Product
Introducing Java Support in Socket
We're excited to announce that Socket now supports the Java programming language.
@dataform/core
Advanced tools
@dataform/core is a powerful tool for managing data workflows and transformations. It allows you to define data models, schedule data transformations, and manage dependencies between different data operations. It is particularly useful for teams working with large-scale data warehouses and ETL processes.
Defining Data Models
This feature allows you to define data models using SQL queries. The `table` function is used to create a new table, specifying its type, dependencies, and the SQL query that defines its content.
const dataform = require('@dataform/core');
const { table, ref } = dataform;
table('my_table', {
type: 'table',
dependencies: [ref('source_table')],
query: `
SELECT *
FROM ${ref('source_table')}
`
});
Scheduling Data Transformations
This feature allows you to schedule data transformations using cron syntax. The `schedule` function is used to define a scheduled task, specifying the cron schedule and the actions to be performed.
const dataform = require('@dataform/core');
const { schedule } = dataform;
schedule('daily_update', {
cron: '0 0 * * *',
actions: [
{ name: 'update_table', type: 'operation', query: 'CALL update_table_procedure();' }
]
});
Managing Dependencies
This feature allows you to manage dependencies between different data operations. The `ref` function is used to reference other tables or operations, ensuring that dependencies are correctly managed.
const dataform = require('@dataform/core');
const { ref, table } = dataform;
table('dependent_table', {
type: 'table',
dependencies: [ref('base_table')],
query: `
SELECT *
FROM ${ref('base_table')}
`
});
dbt (data build tool) is a command-line tool that enables data analysts and engineers to transform data in their warehouse more effectively. It is similar to @dataform/core in that it allows you to define data models and manage dependencies, but it also includes features for testing and documentation.
Apache Airflow is an open-source platform to programmatically author, schedule, and monitor workflows. It is more general-purpose than @dataform/core, as it can be used for a wide range of workflow automation tasks beyond just data transformations.
Luigi is a Python module that helps you build complex pipelines of batch jobs. It handles dependency resolution, workflow management, visualization, and more. Like @dataform/core, it is designed for managing data workflows, but it is more focused on batch processing.
FAQs
Dataform core API.
The npm package @dataform/core receives a total of 4,604,750 weekly downloads. As such, @dataform/core popularity was classified as popular.

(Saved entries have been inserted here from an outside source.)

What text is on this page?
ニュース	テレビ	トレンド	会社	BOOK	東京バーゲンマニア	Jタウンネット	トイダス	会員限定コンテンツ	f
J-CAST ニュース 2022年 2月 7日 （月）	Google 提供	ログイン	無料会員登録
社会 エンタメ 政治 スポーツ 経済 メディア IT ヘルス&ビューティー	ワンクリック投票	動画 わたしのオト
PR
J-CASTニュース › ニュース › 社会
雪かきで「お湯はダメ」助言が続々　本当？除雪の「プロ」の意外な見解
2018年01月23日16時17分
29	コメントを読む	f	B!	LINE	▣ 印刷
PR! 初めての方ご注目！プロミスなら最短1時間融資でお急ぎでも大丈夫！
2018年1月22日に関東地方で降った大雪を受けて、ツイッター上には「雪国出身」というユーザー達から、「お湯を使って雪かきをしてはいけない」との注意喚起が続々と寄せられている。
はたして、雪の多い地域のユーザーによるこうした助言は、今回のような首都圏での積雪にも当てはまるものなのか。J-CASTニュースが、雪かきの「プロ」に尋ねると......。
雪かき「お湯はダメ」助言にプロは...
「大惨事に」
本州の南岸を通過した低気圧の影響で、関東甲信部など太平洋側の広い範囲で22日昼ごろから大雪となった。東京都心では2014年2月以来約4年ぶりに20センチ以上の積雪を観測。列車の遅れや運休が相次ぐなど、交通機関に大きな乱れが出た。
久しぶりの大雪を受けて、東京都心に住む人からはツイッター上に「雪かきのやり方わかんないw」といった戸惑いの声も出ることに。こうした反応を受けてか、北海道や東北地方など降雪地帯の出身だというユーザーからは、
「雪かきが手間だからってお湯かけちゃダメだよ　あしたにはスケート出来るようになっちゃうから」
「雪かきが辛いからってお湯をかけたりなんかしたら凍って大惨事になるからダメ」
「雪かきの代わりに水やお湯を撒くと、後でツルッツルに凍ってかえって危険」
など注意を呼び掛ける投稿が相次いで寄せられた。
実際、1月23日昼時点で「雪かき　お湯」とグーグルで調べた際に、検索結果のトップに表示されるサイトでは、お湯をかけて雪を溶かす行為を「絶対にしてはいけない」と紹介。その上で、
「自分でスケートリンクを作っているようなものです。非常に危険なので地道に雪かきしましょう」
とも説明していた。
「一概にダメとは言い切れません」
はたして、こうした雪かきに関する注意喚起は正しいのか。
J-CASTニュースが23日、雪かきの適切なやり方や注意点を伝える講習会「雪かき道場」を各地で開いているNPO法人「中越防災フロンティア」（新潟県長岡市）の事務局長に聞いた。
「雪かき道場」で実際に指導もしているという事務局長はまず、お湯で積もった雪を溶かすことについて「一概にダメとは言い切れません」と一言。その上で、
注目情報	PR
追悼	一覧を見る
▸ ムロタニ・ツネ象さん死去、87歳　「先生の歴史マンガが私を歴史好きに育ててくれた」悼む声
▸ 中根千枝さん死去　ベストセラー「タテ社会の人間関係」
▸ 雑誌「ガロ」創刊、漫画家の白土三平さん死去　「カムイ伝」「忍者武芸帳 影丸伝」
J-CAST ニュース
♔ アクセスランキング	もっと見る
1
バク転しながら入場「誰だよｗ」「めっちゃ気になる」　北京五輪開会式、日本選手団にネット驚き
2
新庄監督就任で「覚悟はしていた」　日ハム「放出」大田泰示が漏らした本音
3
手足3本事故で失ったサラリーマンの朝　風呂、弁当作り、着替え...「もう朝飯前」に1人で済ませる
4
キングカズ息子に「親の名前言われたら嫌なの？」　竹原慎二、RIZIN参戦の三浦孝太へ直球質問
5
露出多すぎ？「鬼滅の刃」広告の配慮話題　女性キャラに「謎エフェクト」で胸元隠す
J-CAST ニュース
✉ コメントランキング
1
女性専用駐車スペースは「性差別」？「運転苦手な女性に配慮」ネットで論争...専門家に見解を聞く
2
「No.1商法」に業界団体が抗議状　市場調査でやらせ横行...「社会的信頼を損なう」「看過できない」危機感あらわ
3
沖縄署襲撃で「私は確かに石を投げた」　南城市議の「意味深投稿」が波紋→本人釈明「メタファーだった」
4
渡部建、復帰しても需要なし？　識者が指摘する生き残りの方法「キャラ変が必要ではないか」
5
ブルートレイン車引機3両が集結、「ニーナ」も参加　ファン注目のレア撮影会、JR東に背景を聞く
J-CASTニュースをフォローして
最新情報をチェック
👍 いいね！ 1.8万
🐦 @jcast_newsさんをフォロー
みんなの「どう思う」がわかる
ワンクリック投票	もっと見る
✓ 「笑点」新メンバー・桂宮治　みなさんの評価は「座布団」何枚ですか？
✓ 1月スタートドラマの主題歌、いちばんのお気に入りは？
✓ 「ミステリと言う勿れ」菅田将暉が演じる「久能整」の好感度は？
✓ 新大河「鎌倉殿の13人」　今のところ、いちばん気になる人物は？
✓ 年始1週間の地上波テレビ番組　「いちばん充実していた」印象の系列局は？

We found that @dataform/core demonstrated a healthy version release cadence and project activity because the last version was released less than a year ago. It has 0 open source maintainers collaborating on the project.
Did you know?
Socket for GitHub automatically highlights issues in each pull request and monitors the health of all your open source dependencies. Discover the contents of your packages and block harmful activity before you install or update your dependencies.
Product
We're excited to announce that Socket now supports the Java programming language.
Security News
Socket detected a malicious Python package impersonating a popular browser cookie library to steal passwords, screenshots, webcam images, and Discord tokens.
Security News
Deno 2.0 is now available with enhanced package management, full Node.js and npm compatibility, improved performance, and support for major JavaScript frameworks.